Wētā Workshop is celebrating the incredible research and development work that is being undertaken by our team in our 3D department. In this case it was to design and 3D print breathtakingly realistic and humungous human eyes that were at a whole other level to the way we have been making them traditionally.
25-year-old Tor Robinson has taken her Master of Design Innovation to the next level, using a Callaghan Innovation grant and her project work at Wētā Workshop to develop and voxel print translucent and transfixing eyes, which are larger than life.
Tor says voxel printing is the latest innovation in 3D printing.
People have done voxel printing before, but usually for quite abstract work. This is a world-first for voxel prints that are super realistic, fully art-directable and done in volumetric way.
The eyes Tor works on can be seen in the human giants and creatures that Wētā Workshop makes for public displays and projects. Tor’s eyes are high tech versions similar to those seen in Te Papa’s Gallipoli: The Scale of our War exhibition.
“It's always exciting for people to see how computer graphics tools can be used to manufacture something that you can hold and interact with. It's really cool how 3D printing can be that bridge between the digital and physical world.”
For those in the know, Tor uses a 3D software programme called Houdini, generally used for computer graphics and special effects, to build her eye’s at minute detail. The eyes are then printed out on a Stratasys J750 printer, which gives the programmer exact control over every single droplet, or 'voxel', that’s produced by a 3D printer.
The Stratasys J750 Tor uses can dot six different coloured materials together (cyan, magenta, yellow, black, white and clear) to create all the different natural colours that make up an eye.
“The J750 materials have such amazing translucent qualities, so the eyes really do have a compelling amount of depth to them, unlike something that is painted.”
When they are installed in the hyper-realistic figures that we make here at the workshop they really give such life to the figures, it's so satisfying to be able to work in conjunction with all these other talented artists to make a human figure that is so believable, and has so much character.
Tor joined the team at Wētā Workshop in 2017 after she made a presentation to some crew about her Master of Design Innovation at Victoria University, which focused on the potential of multi-material printing for the film industry.

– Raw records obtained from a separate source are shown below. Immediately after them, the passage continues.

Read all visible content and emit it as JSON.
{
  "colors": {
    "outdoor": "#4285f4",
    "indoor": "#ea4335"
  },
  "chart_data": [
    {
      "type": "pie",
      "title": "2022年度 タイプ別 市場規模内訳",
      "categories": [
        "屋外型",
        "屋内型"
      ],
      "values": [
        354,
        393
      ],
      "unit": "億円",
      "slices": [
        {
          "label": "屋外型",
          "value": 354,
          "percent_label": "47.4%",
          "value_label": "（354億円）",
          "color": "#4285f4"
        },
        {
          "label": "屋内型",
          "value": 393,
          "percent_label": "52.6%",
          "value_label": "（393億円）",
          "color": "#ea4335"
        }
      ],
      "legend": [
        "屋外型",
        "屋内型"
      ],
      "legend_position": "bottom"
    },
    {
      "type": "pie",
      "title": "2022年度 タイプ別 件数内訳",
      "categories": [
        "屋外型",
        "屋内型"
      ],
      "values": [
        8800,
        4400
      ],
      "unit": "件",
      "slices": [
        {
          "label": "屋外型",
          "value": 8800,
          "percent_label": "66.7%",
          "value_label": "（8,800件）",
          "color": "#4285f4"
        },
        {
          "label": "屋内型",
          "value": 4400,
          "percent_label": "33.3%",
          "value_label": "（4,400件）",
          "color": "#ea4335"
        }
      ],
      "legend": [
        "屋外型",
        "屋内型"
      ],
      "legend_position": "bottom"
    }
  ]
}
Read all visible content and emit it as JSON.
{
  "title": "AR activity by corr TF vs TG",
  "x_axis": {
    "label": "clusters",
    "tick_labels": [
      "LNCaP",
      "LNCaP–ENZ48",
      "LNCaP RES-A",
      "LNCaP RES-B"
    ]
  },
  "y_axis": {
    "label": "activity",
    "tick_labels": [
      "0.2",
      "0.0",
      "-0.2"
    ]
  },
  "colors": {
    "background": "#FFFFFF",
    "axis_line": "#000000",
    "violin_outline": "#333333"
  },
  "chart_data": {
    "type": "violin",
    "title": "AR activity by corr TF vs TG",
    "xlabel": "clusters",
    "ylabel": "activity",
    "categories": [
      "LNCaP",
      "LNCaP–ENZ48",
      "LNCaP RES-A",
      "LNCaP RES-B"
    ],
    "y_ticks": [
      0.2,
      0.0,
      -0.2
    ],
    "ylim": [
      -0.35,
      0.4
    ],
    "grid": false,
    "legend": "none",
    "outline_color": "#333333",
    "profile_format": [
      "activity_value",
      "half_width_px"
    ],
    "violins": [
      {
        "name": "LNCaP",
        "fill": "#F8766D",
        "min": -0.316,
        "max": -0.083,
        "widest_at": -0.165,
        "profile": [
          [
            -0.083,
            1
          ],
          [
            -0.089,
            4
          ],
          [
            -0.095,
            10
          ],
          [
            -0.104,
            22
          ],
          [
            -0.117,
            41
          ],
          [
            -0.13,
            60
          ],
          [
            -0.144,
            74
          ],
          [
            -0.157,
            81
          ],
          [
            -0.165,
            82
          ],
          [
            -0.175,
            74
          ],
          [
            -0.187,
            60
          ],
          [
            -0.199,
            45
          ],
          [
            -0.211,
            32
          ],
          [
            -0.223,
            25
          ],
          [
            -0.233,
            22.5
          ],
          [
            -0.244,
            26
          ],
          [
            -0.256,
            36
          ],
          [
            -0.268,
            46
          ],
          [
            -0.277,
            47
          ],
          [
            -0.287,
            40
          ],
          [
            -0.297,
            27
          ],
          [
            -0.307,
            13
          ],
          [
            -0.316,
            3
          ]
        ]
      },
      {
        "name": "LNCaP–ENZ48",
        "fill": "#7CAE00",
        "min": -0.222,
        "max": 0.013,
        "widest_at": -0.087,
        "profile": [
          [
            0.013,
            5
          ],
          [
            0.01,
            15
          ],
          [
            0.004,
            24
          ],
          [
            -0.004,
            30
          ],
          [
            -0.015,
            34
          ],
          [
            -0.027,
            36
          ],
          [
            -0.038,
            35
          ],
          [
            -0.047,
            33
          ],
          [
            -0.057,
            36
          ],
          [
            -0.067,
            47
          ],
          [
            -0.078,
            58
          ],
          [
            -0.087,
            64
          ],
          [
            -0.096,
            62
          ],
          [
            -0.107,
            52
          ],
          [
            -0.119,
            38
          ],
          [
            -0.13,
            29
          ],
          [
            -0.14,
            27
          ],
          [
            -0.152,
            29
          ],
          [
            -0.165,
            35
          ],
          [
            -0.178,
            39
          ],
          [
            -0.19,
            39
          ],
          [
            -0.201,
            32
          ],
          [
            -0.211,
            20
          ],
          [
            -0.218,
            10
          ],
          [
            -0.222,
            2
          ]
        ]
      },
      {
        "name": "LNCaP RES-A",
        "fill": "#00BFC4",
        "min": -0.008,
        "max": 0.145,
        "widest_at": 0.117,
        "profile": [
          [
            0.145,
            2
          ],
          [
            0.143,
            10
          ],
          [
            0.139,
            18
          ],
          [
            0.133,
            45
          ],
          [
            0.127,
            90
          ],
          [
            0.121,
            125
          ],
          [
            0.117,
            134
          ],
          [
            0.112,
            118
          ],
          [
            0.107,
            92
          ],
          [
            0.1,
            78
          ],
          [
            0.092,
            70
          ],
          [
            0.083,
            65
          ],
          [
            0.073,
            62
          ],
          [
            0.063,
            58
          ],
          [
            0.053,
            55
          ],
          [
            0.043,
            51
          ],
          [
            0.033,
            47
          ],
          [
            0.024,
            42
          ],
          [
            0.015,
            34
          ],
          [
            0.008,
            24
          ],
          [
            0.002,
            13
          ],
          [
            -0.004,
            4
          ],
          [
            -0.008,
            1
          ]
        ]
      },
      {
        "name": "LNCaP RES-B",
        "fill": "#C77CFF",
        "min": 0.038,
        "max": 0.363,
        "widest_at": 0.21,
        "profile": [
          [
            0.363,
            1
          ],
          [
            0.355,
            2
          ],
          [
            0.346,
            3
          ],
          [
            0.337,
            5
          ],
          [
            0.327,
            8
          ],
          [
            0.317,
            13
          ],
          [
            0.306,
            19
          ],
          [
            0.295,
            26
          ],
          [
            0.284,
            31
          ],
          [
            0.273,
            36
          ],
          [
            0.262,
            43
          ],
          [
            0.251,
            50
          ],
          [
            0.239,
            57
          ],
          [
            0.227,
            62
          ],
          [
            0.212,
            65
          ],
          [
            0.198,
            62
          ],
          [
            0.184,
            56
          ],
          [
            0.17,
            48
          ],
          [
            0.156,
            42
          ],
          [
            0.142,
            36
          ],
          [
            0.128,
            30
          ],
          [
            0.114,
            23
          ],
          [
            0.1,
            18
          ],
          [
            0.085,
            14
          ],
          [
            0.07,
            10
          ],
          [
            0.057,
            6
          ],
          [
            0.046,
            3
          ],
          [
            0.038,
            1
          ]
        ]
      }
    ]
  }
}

It took six months of straight research and development for Tor to develop this 3D printing technology, with help and guidance from then 3D Department supervisors William Furneaux and James Doyle. Tor also worked with the head of Wētā Workshop’s Prosthetics Department, Jason Docherty, as well as Co-founder and Creative Director, Richard Taylor to better understand the artistic expectations required for this type of work.
The work Tor and the team in our 3D Department have undertaken means that Wētā Workshop can build figures (up to eight times life-sized), with eyes that are so realistic they quite literally take your breath away! It has been a fascinating journey to get to this point and, looking forward, I cannot wait to see the next step in this technology and how it will change the way we make sculpture, film props and prosthetics.
Tor is now working with the crew to design and 3D print other organic forms with incredible realism, which would be really difficult and time-consuming to make by hand. She’s set her sights on a range of different 3D printers that use hard, soft, durable or pliable materials to print human skin or scales for creative projects.
“I’ve worked on eyes alone for so long now, it's just really special to see them installed inside the figures and see them come to life. I would never be able to make sculptures like these on my own. It feels amazing to have a contribution to works of art like this. I feel like some are so realistic, they could blink or take a breath when your back is turned.”
Keep your eyes peeled for the next giant human or creature created by Wētā Workshop to see Tor’s eyes in action.